Mantan Bupati Sukoharjo Dukung Kepala Daerah Dipilih DPRD

inilahjateng.com (Sukoharjo) – Bupati Sukoharjo dua periode 2000-2005 dan 2005-2010 Bambang Riyanto, menyambut baik usulan Presiden Prabowo Subianto tentang pemilihan kepala daerah melalui DPRD.
Bambang Riyanto mengatakan, wacana tersebut pernah terjadi pada Pilkada pertama pada Juni 2005 atau sejak berlakunya Undang-Undang Nomor 22 Tahun 2007.
Dimana dirinya pernah mengalami dua sistem Pilkada yakni, terpilih melalui DPRD pada tahun 2000 dan terpilih kembali melalui kompetisi Pilkada langsung pada tahun 2005.
“Jadi, sebagai pelaku saya benar-benar merasakan dinamikanya. Dan ini pernah saya suarakan di Komisi 2 ketika saya menjadi anggota DPR RI. Kalau saya boleh memilih dan menentukan, saya lebih nyaman dipilih DPRD daripada dipilih langsung oleh rakyat,” kata Bambang, Sabtu (21/12/2024).
Sebagai tokoh politik, alasannya memilih sistem Pilkada melalui DPRD lantaran mengutamakan kualitas kepemimpinan hasil dari proses pemilihan itu sendiri dan sesuai fungsi jabatannya, seorang kepala daerah harus bisa melayani masyarakat dengan sebaik-baiknya.
Disisi lain, untuk meminimalisasi biaya politik yang harus dikeluarkan selama masa kampanye.
“Dari sisi anggaran pemerintah juga tidak akan mengeluarkan duit yang banyak. Dan hasilnya juga bisa langsung diketahui, tidak perlu menunggu (ditetapkan KPU). Tidak perlu banyak petugas,” ujarnya.
Namun jika Pilkada diselenggarakan dengan sistem tidak langsung, nantinya para calon tetap menyampaikan visi-misi saat seleksi dan diuji di depan anggota DPRD di masing – masing daerah pemilihan.
“Dengan sistem Pilkada dipilih DPRD, calon (kepala daerah) juga lebih hemat. Bahkan bisa saja tidak mengeluarkan biaya apapun. Siapapun juga tetap bisa mencalonkan atau dicalonkan,” ujarnya.

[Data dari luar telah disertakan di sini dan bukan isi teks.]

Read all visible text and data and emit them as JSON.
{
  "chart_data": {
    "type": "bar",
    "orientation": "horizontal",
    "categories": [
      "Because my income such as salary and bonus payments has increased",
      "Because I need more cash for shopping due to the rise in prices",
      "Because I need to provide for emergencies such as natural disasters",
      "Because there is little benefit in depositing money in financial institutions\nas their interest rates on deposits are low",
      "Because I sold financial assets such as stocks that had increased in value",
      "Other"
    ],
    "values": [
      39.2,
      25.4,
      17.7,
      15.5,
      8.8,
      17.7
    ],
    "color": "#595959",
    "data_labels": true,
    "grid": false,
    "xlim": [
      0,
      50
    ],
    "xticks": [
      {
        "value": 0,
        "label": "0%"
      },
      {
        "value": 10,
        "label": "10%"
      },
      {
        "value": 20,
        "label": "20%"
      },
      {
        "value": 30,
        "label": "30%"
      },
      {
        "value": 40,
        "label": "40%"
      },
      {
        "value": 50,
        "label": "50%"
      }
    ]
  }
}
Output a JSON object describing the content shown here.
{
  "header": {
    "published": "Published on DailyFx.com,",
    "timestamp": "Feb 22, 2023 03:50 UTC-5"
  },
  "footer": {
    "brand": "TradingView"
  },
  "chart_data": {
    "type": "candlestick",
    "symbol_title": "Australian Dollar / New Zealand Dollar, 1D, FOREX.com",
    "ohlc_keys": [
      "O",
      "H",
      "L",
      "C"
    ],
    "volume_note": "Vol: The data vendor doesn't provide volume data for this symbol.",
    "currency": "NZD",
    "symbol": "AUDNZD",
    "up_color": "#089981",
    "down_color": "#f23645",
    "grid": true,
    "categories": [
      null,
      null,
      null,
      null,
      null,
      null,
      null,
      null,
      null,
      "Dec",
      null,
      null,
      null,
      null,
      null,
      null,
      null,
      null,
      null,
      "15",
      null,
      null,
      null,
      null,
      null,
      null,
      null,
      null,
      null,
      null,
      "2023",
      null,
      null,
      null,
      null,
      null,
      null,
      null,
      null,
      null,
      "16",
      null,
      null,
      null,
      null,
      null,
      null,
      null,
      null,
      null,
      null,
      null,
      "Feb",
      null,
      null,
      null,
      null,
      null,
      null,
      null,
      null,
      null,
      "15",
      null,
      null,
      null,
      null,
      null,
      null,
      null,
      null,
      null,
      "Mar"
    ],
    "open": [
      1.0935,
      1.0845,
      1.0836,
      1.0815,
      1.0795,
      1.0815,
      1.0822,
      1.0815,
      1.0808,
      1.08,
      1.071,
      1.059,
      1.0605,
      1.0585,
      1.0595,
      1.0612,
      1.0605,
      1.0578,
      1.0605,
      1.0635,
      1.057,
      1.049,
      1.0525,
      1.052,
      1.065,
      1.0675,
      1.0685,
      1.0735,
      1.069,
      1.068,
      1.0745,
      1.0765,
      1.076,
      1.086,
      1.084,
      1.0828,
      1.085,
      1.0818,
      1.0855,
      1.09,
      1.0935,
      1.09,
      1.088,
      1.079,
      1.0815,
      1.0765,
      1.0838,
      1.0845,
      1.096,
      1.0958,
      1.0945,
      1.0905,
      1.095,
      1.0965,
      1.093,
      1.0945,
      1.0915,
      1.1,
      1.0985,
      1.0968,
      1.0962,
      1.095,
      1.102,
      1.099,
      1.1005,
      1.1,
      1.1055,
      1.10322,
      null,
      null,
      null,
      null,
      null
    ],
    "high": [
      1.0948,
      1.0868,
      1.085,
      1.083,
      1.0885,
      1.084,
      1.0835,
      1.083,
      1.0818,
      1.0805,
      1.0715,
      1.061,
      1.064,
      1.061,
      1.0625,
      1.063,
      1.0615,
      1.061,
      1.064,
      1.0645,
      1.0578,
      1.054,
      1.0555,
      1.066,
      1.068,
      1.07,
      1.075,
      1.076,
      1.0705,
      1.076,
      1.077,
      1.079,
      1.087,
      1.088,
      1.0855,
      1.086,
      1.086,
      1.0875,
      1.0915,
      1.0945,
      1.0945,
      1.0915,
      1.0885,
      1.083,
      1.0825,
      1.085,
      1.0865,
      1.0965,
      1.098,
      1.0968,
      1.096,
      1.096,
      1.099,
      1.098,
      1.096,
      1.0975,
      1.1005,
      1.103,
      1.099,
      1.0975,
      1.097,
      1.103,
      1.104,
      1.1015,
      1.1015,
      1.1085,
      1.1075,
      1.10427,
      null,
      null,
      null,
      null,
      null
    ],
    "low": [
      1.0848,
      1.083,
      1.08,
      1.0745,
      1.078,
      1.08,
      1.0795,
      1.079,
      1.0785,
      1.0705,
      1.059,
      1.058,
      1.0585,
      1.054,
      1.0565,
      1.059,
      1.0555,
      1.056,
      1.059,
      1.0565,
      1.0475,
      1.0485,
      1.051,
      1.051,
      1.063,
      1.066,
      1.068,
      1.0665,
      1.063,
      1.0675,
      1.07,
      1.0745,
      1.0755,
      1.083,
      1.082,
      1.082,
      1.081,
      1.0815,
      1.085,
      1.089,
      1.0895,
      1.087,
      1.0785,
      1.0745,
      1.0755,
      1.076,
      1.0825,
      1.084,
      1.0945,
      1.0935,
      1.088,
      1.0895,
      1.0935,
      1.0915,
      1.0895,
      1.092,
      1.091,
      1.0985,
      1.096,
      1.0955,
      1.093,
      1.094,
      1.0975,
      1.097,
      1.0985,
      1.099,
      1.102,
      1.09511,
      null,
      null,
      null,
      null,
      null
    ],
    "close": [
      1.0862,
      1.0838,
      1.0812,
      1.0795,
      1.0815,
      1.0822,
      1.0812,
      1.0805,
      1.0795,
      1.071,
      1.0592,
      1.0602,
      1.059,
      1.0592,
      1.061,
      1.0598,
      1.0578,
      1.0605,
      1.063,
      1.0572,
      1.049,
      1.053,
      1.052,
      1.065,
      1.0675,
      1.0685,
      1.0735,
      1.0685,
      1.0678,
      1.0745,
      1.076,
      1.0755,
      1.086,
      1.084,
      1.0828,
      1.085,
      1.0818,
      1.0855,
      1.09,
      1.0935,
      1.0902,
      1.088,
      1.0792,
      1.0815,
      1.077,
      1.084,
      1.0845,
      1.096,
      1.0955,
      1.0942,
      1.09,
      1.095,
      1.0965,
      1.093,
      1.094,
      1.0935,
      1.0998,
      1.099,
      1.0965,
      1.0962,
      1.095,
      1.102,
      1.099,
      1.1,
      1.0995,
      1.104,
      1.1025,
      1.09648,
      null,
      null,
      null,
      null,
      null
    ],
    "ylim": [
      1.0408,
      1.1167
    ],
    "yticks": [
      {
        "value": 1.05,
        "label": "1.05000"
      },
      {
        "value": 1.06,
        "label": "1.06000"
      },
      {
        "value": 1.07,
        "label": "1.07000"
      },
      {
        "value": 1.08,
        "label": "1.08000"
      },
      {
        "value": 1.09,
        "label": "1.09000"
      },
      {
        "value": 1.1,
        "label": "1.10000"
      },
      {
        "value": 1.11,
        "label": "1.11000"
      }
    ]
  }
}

Disisi lain, Bambang memiliki pemikiran jika sistem Pilkada dipilih oleh DPRD, maka yang perlu dikaji lebih mendalam adalah terkait Undang-undang Pemilu perihal parliamentary threshold (PT) untuk syarat partai mencalonkan kepala daerah.

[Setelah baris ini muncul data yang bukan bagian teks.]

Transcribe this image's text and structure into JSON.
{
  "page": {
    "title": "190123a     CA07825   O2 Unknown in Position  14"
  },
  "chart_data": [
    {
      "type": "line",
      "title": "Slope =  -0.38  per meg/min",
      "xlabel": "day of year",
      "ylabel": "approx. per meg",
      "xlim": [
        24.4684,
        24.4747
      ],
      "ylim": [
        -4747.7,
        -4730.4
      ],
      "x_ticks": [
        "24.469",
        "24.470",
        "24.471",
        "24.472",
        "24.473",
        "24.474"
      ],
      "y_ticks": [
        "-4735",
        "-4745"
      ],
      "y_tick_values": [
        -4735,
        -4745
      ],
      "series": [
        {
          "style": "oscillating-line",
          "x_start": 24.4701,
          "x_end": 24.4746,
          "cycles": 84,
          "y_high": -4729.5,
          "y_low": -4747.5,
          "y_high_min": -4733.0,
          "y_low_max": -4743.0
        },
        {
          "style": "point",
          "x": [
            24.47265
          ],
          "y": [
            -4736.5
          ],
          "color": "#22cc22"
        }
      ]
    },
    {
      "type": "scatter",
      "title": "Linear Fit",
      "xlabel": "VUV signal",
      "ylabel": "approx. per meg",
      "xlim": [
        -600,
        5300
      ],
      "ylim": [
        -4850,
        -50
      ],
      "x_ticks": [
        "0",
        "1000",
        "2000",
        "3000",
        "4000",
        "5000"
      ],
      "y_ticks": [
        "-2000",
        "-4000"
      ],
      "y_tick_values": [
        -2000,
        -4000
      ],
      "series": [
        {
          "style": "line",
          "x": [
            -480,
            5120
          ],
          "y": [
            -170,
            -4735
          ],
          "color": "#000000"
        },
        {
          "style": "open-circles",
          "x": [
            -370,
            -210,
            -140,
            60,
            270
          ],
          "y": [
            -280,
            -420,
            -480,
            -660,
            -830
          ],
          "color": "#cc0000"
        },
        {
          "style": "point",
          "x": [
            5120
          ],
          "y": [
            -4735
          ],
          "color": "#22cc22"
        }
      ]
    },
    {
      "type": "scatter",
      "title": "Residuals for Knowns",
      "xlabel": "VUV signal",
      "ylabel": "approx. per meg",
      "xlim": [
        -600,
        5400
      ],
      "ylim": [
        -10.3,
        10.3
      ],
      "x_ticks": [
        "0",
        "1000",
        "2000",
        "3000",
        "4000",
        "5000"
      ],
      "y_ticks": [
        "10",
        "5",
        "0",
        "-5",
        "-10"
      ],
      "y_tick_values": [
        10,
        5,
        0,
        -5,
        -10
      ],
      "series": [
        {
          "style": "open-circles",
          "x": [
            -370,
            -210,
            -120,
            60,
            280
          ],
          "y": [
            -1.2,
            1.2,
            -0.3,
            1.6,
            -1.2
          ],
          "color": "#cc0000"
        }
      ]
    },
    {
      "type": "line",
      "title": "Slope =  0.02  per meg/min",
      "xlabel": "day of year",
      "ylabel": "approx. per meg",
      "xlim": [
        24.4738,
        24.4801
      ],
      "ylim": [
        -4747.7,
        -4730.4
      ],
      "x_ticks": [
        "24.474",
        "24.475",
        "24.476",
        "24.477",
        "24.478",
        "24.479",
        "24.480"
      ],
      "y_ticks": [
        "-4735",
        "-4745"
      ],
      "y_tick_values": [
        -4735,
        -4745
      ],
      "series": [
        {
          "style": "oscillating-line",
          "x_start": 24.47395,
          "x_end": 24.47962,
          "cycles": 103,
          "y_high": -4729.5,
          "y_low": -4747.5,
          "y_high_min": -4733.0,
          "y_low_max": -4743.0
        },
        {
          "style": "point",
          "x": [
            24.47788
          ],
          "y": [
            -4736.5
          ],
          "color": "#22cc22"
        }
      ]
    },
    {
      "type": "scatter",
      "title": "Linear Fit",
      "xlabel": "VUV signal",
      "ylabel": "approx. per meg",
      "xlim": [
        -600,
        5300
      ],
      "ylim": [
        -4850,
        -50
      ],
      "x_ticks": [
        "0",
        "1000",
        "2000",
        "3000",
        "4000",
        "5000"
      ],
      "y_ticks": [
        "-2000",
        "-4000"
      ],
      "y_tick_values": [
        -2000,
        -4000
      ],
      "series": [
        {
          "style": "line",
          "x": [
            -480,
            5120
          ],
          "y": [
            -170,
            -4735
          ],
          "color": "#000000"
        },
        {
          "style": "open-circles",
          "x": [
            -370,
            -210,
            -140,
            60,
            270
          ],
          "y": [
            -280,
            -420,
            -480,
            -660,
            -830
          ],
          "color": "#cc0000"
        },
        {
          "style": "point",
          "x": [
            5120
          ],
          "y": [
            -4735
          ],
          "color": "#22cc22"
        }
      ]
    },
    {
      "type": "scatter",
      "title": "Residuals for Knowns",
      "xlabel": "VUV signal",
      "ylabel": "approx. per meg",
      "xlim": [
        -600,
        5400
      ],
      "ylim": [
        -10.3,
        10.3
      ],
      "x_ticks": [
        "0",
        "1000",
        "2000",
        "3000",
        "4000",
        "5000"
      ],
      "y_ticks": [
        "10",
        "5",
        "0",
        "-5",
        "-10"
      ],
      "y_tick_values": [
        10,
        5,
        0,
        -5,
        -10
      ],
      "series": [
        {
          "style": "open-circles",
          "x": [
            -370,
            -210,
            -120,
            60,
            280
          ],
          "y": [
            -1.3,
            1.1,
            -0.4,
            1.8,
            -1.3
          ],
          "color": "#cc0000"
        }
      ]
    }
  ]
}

“Tidak masalah jika nanti ada banyak calon, tetapi memang harus dikaji kualitas daripada sang calon, jangan asal calon yang bisa maju,” imbuhnya.
Bambang juga menyebut sistem Pilkada melalui DPRD dapat menjadi solusi untuk mengurangi biaya besar dan mengatasi efek negatif dari Pilkada langsung, seperti polarisasi masyarakat dan pelanggaran netralitas Aparatur Sipil Negara (ASN).

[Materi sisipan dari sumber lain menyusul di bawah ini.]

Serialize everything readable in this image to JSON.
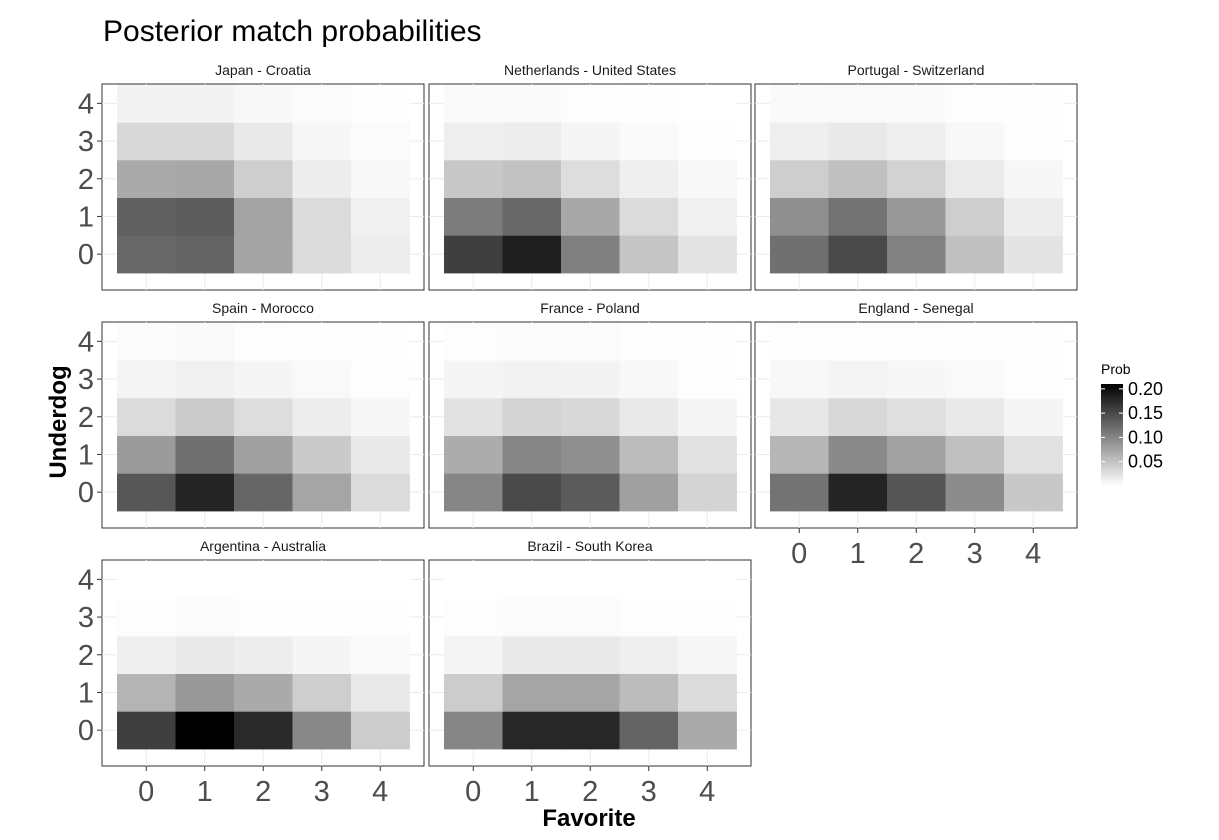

Sebab, dalam hal ini ASN biasanya terkena dampak dari sistem Pilkada langsung, seperti mobilisasi dan politik balas dendam.
“Jadi, kalau sistem yang sekarang nggak ada etika (pelanggaran netralitas ASN dan mobilisasi). Itu adalah beberapa dampak negatif pemilihan langsung,” tandasnya. (DSV)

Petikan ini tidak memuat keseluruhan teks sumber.